John Gillard was born in Farnham. He was the son of Andrew Gillard, an iron-worker, and Jemima Rackley, both of modest origins. After a brilliant education in college and high school, Gillard received a grant from the state to go and study pedagogy at the Farnham School of Teachers, to compensate for the lack of educators of the time.

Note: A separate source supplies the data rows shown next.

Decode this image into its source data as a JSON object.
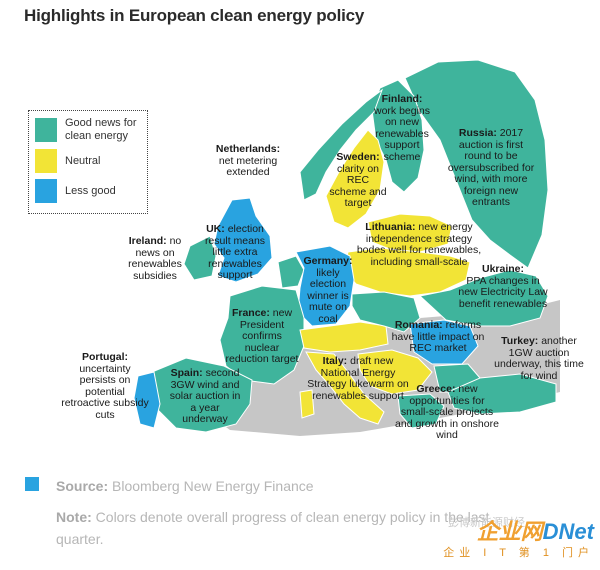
{
  "title": "Highlights in European clean energy policy",
  "colors": {
    "good": "#3fb49c",
    "neutral": "#f2e436",
    "less_good": "#29a3e0",
    "other": "#c6c6c6",
    "sea": "#ffffff"
  },
  "legend": [
    {
      "label": "Good news for clean energy",
      "status": "good"
    },
    {
      "label": "Neutral",
      "status": "neutral"
    },
    {
      "label": "Less good",
      "status": "less_good"
    }
  ],
  "countries": [
    {
      "name": "Netherlands",
      "status": "good",
      "heading": "Netherlands:",
      "text": "net metering extended"
    },
    {
      "name": "Finland",
      "status": "good",
      "heading": "Finland:",
      "text": "work begins on new renewables support scheme"
    },
    {
      "name": "Russia",
      "status": "good",
      "heading": "Russia:",
      "text": "2017 auction is first round to be oversubscribed for wind, with more foreign new entrants"
    },
    {
      "name": "Sweden",
      "status": "neutral",
      "heading": "Sweden:",
      "text": "clarity on REC scheme and target"
    },
    {
      "name": "UK",
      "status": "less_good",
      "heading": "UK:",
      "text": "election result means little extra renewables support"
    },
    {
      "name": "Ireland",
      "status": "good",
      "heading": "Ireland:",
      "text": "no news on renewables subsidies"
    },
    {
      "name": "Lithuania",
      "status": "neutral",
      "heading": "Lithuania:",
      "text": "new energy independence strategy bodes well for renewables, including small-scale"
    },
    {
      "name": "Germany",
      "status": "less_good",
      "heading": "Germany:",
      "text": "likely election winner is mute on coal"
    },
    {
      "name": "Ukraine",
      "status": "good",
      "heading": "Ukraine:",
      "text": "PPA changes in new Electricity Law benefit renewables"
    },
    {
      "name": "France",
      "status": "good",
      "heading": "France:",
      "text": "new President confirms nuclear reduction target"
    },
    {
      "name": "Romania",
      "status": "less_good",
      "heading": "Romania:",
      "text": "reforms have little impact on REC market"
    },
    {
      "name": "Turkey",
      "status": "good",
      "heading": "Turkey:",
      "text": "another 1GW auction underway, this time for wind"
    },
    {
      "name": "Portugal",
      "status": "less_good",
      "heading": "Portugal:",
      "text": "uncertainty persists on potential retroactive subsidy cuts"
    },
    {
      "name": "Spain",
      "status": "good",
      "heading": "Spain:",
      "text": "second 3GW wind and solar auction in a year underway"
    },
    {
      "name": "Italy",
      "status": "neutral",
      "heading": "Italy:",
      "text": "draft new National Energy Strategy lukewarm on renewables support"
    },
    {
      "name": "Greece",
      "status": "good",
      "heading": "Greece:",
      "text": "new opportunities for small-scale projects and growth in onshore wind"
    }
  ],
  "footer": {
    "source_label": "Source:",
    "source_text": "Bloomberg New Energy Finance",
    "note_label": "Note:",
    "note_text_1": "Colors denote overall progress of clean energy policy in the last",
    "note_text_2": "quarter."
  },
  "watermark": {
    "logo_a": "企业网",
    "logo_b": "D",
    "logo_c": "Net",
    "sub": "企业 I T 第 1 门户",
    "faint": "彭博新能源财经"
  }
}
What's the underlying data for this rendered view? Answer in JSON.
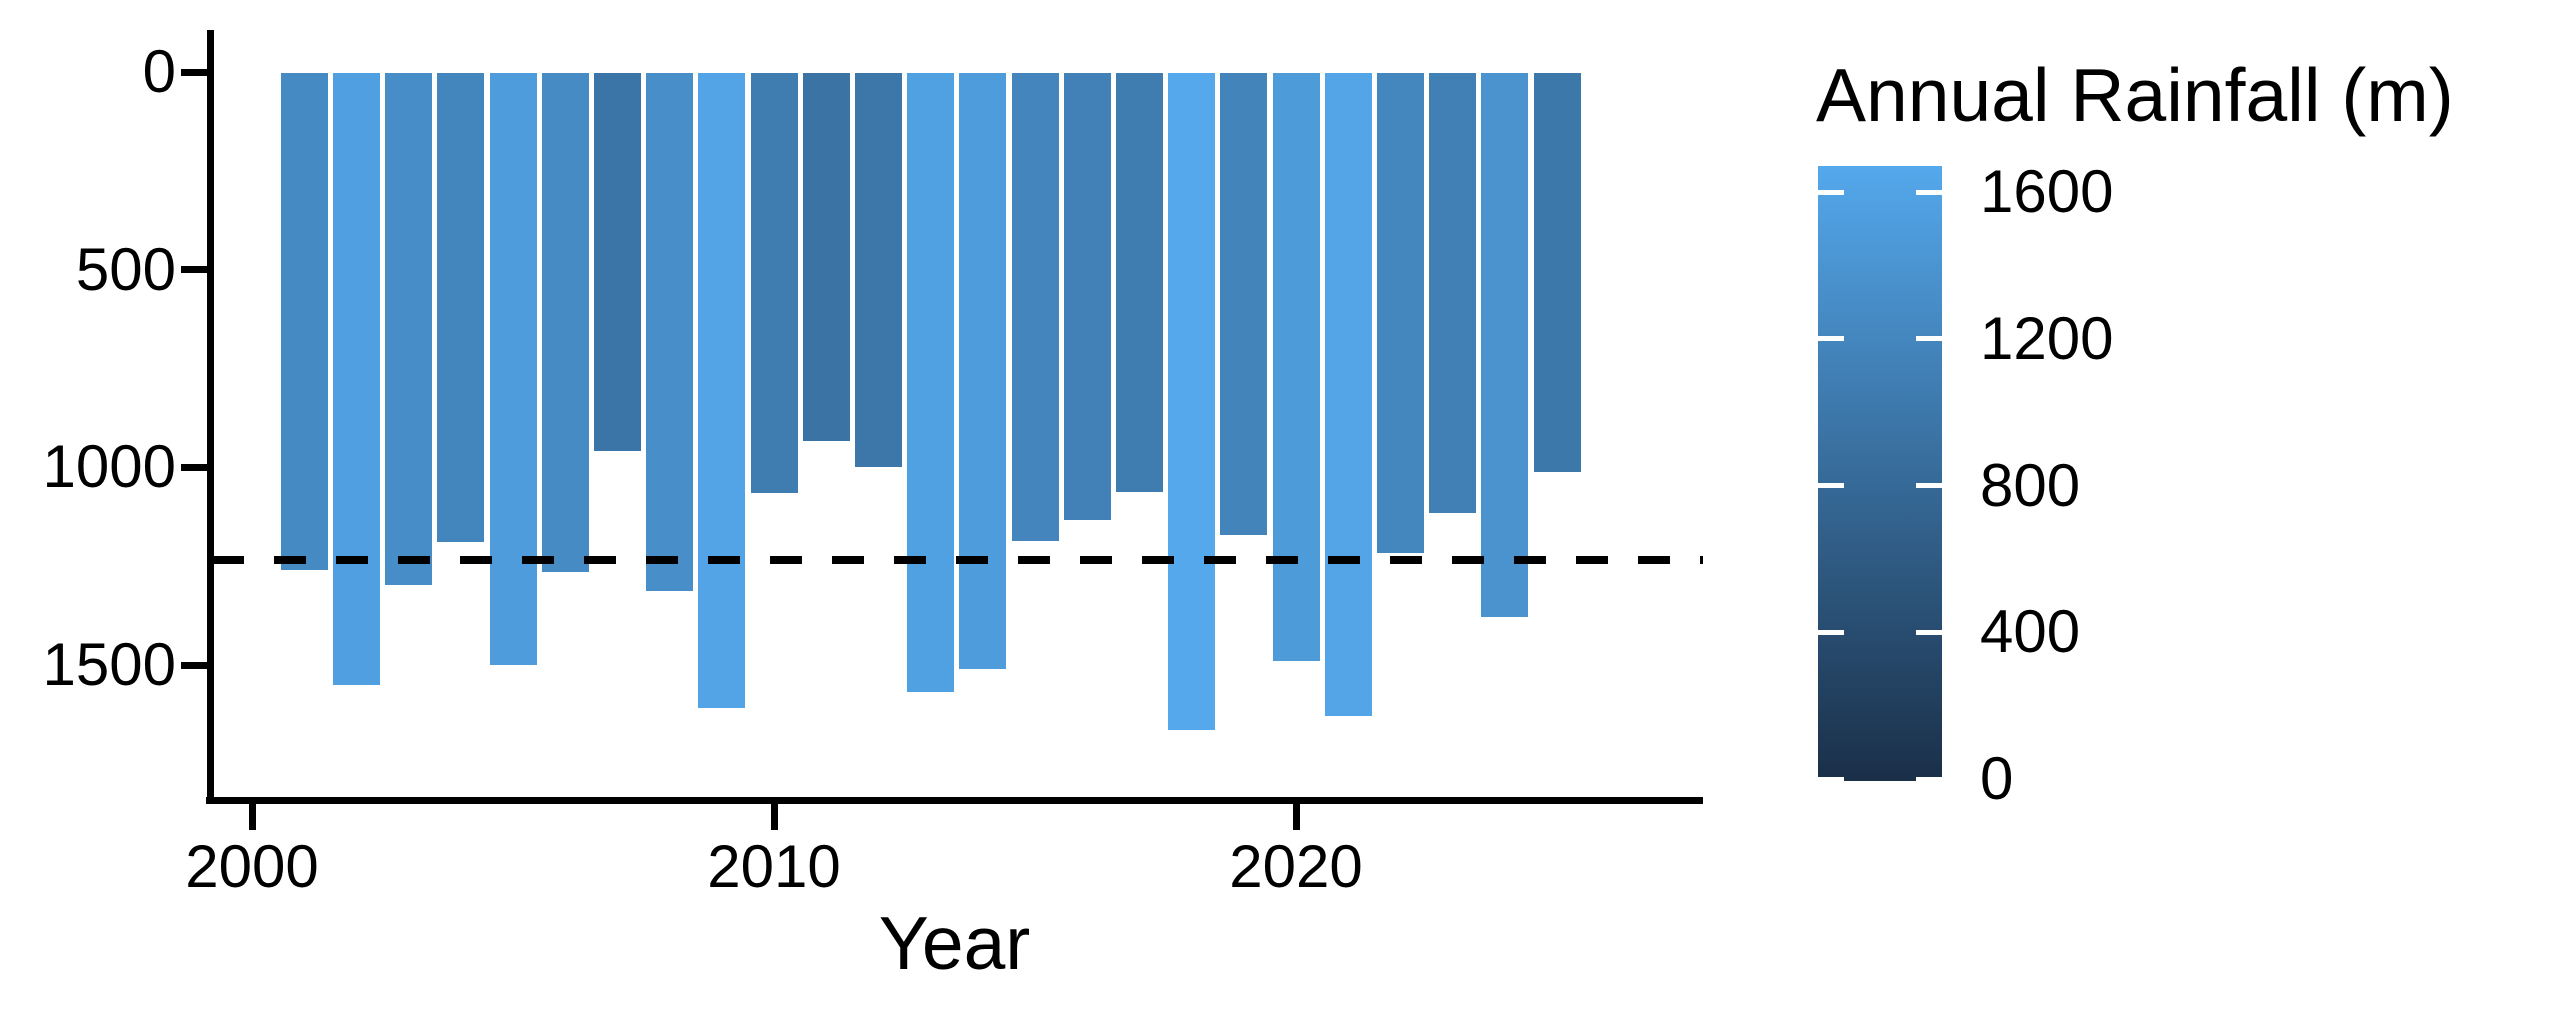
{
  "chart_data": {
    "type": "bar",
    "title": "",
    "xlabel": "Year",
    "x_tick_labels": [
      "2000",
      "2010",
      "2020"
    ],
    "y_tick_labels": [
      "0",
      "500",
      "1000",
      "1500"
    ],
    "y_axis_inverted": true,
    "ylim": [
      0,
      1845
    ],
    "categories": [
      2001,
      2002,
      2003,
      2004,
      2005,
      2006,
      2007,
      2008,
      2009,
      2010,
      2011,
      2012,
      2013,
      2014,
      2015,
      2016,
      2017,
      2018,
      2019,
      2020,
      2021,
      2022,
      2023,
      2024,
      2025
    ],
    "values": [
      1260,
      1550,
      1298,
      1188,
      1500,
      1265,
      958,
      1312,
      1608,
      1064,
      933,
      1000,
      1568,
      1510,
      1186,
      1133,
      1062,
      1664,
      1170,
      1490,
      1630,
      1216,
      1115,
      1378,
      1013
    ],
    "dashed_line_value": 1234,
    "grid": "off",
    "legend": {
      "title": "Annual Rainfall (m)",
      "position": "right",
      "tick_labels": [
        "1600",
        "1200",
        "800",
        "400",
        "0"
      ],
      "tick_values": [
        1600,
        1200,
        800,
        400,
        0
      ],
      "scale_max": 1670,
      "scale_min": 0
    },
    "colors": {
      "bar_color_low": "#1a2f48",
      "bar_color_high": "#54a8ec",
      "axis": "#000000",
      "dashed_line": "#000000",
      "background": "#ffffff",
      "colorbar_tick": "#ffffff"
    }
  }
}
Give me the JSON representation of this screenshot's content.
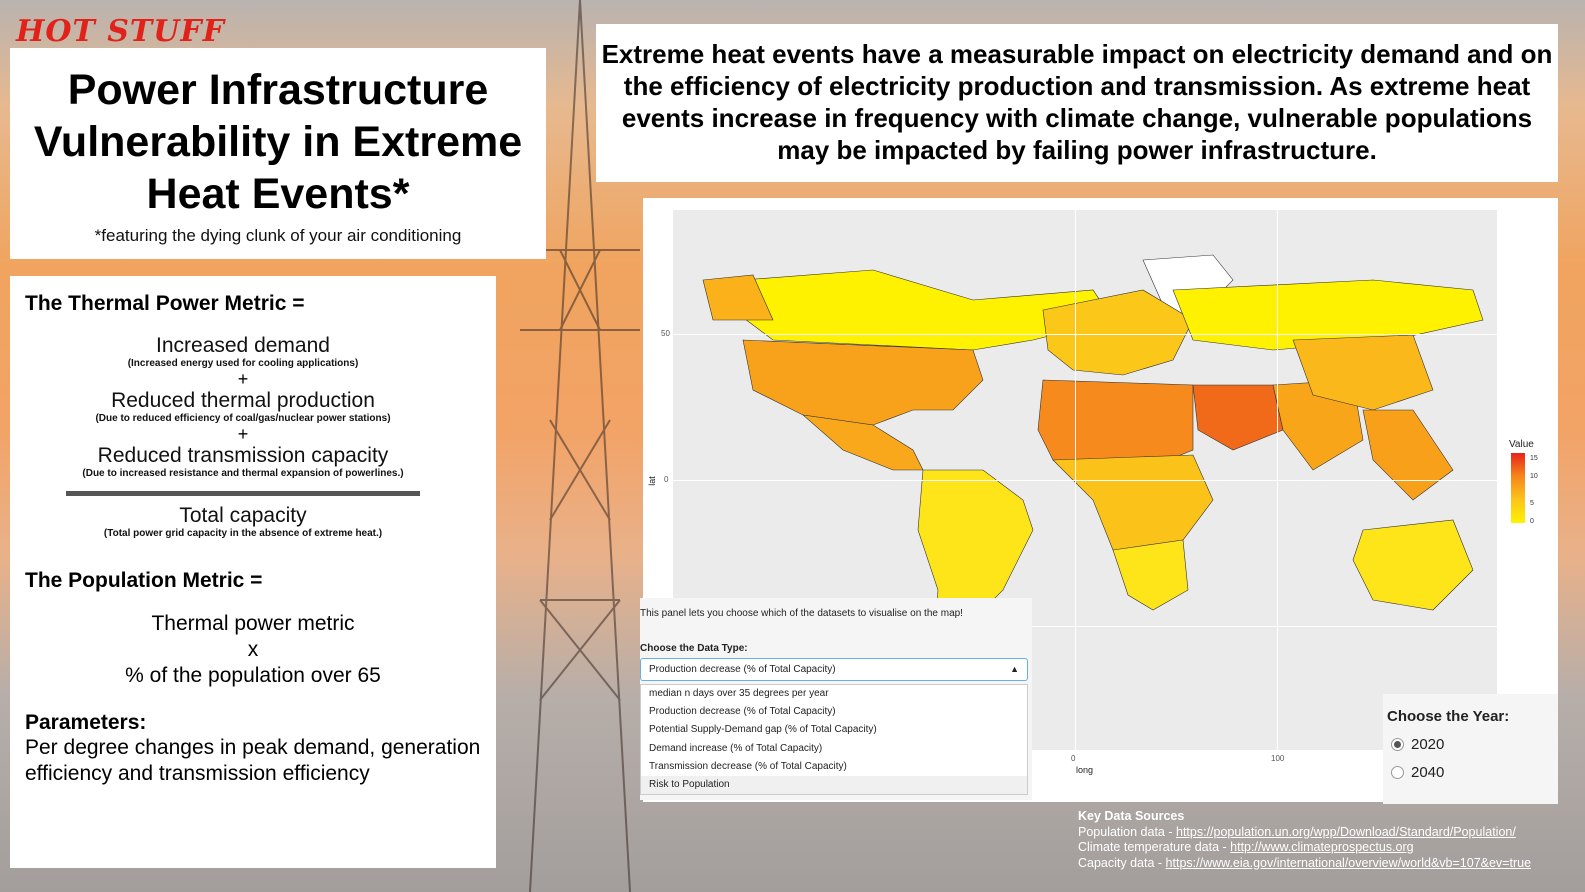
{
  "brand": "HOT STUFF",
  "title": {
    "heading": "Power Infrastructure Vulnerability in Extreme Heat Events*",
    "subtitle": "*featuring the dying clunk of your air conditioning"
  },
  "message": "Extreme heat events have a measurable impact on electricity demand and on the efficiency of electricity production and transmission. As extreme heat events increase in frequency with climate change, vulnerable populations may be impacted by failing power infrastructure.",
  "thermal_metric": {
    "heading": "The Thermal Power Metric =",
    "terms": [
      {
        "label": "Increased demand",
        "note": "(Increased energy used for cooling applications)"
      },
      {
        "label": "Reduced thermal production",
        "note": "(Due to reduced efficiency of coal/gas/nuclear power stations)"
      },
      {
        "label": "Reduced transmission capacity",
        "note": "(Due to increased resistance and thermal expansion of powerlines.)"
      }
    ],
    "plus": "+",
    "denominator": {
      "label": "Total capacity",
      "note": "(Total power grid capacity in the absence of extreme heat.)"
    }
  },
  "population_metric": {
    "heading": "The Population Metric =",
    "line1": "Thermal power metric",
    "line2": "x",
    "line3": "% of the population over 65"
  },
  "parameters": {
    "heading": "Parameters:",
    "body": "Per degree changes in peak demand, generation efficiency and transmission efficiency"
  },
  "map": {
    "y_ticks": [
      "50",
      "0"
    ],
    "x_ticks": [
      "0",
      "100"
    ],
    "xlabel": "long",
    "ylabel": "lat",
    "legend": {
      "title": "Value",
      "ticks": [
        "15",
        "10",
        "5",
        "0"
      ],
      "colors": [
        "#e8231a",
        "#f6861c",
        "#fbc51a",
        "#fff200"
      ]
    }
  },
  "data_type_panel": {
    "intro": "This panel lets you choose which of the datasets to visualise on the map!",
    "label": "Choose the Data Type:",
    "selected": "Production decrease (% of Total Capacity)",
    "options": [
      "median n days over 35 degrees per year",
      "Production decrease (% of Total Capacity)",
      "Potential Supply-Demand gap (% of Total Capacity)",
      "Demand increase (% of Total Capacity)",
      "Transmission decrease (% of Total Capacity)",
      "Risk to Population"
    ]
  },
  "year_panel": {
    "label": "Choose the Year:",
    "options": [
      "2020",
      "2040"
    ],
    "selected": "2020"
  },
  "sources": {
    "heading": "Key Data Sources",
    "items": [
      {
        "label": "Population data - ",
        "link": "https://population.un.org/wpp/Download/Standard/Population/"
      },
      {
        "label": "Climate temperature data - ",
        "link": "http://www.climateprospectus.org"
      },
      {
        "label": "Capacity data - ",
        "link": "https://www.eia.gov/international/overview/world&vb=107&ev=true"
      }
    ]
  }
}
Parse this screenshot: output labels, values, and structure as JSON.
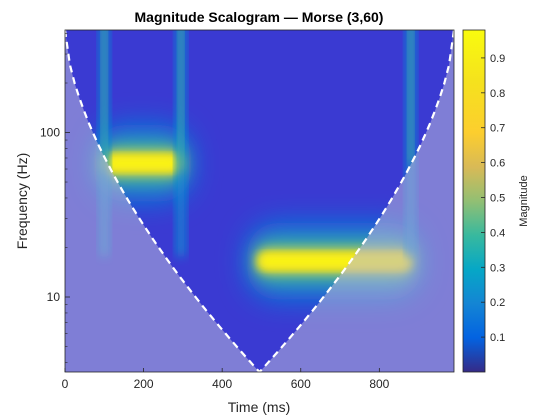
{
  "chart_data": {
    "type": "heatmap",
    "title": "Magnitude Scalogram — Morse (3,60)",
    "xlabel": "Time (ms)",
    "ylabel": "Frequency (Hz)",
    "xlim": [
      0,
      990
    ],
    "ylim": [
      3.5,
      420
    ],
    "yscale": "log",
    "x_ticks": [
      0,
      200,
      400,
      600,
      800
    ],
    "y_ticks": [
      10,
      100
    ],
    "grid": false,
    "colormap": "parula",
    "colorbar": {
      "label": "Magnitude",
      "range": [
        0.0,
        0.98
      ],
      "ticks": [
        "0.1",
        "0.2",
        "0.3",
        "0.4",
        "0.5",
        "0.6",
        "0.7",
        "0.8",
        "0.9"
      ]
    },
    "features": [
      {
        "kind": "tone",
        "t_start": 100,
        "t_end": 295,
        "frequency": 65,
        "magnitude": 0.97
      },
      {
        "kind": "tone",
        "t_start": 490,
        "t_end": 880,
        "frequency": 16.5,
        "magnitude": 0.97
      },
      {
        "kind": "transient",
        "time": 100
      },
      {
        "kind": "transient",
        "time": 295
      },
      {
        "kind": "transient",
        "time": 880
      }
    ],
    "background_magnitude": 0.06,
    "cone_of_influence": {
      "shaded": true,
      "line": "white dashed"
    }
  }
}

Teaching career (1933-1946)[]

Gillard began working as a teacher of English literature and History in the fall of 1933, first in the 6th year, and then in 8th year. He signed up at the Labour Party the same year and was an active member of the Teacher's Union. As the 1930s passed by, he was prone to many thoughts about the rise of Fascism, Stalinism and the changing world, and often gave special lessons to his students about the current world events.

In 1940, Gillard married Sandra Randall, and they had their first son, Arthur. He was followed by Jonathan, in 1942. In 1943, John Gillard was introduced to Eric Blair by a friend, and both men shared a strong friendship until Blair died in 1949. Gillard's third child, Julia, was supposedly named after the character of the same name in Orwell's 1984.

Political career[]

The 1946 General Elections[]

In 1946, John Gillard ran for the Ministry of Education, and came second to John Grant, a Socialist. During his term as First Delegate to Education, Gillard was also Deputy Leader of the Labour group in the House.

The 1950 General Elections[]

In 1950, the Socialist Party and the Labour Party came together in a Coalition, which ultimately won the Parliament Elections in September. Gillard was elected Prime Minister with 61% of the vote, but it was not a landslide victory for the Labour Party, as Gillard had expected.

Prime Minister: 1950-1953[]

During his term as Prime Minister, Gillard was faced with the beginning of the Cold War, the resurgence of global economy,and the creation of a Welfare State in Bancairn. Many of his policies were directly taken from Gillard's book, The Socialist State.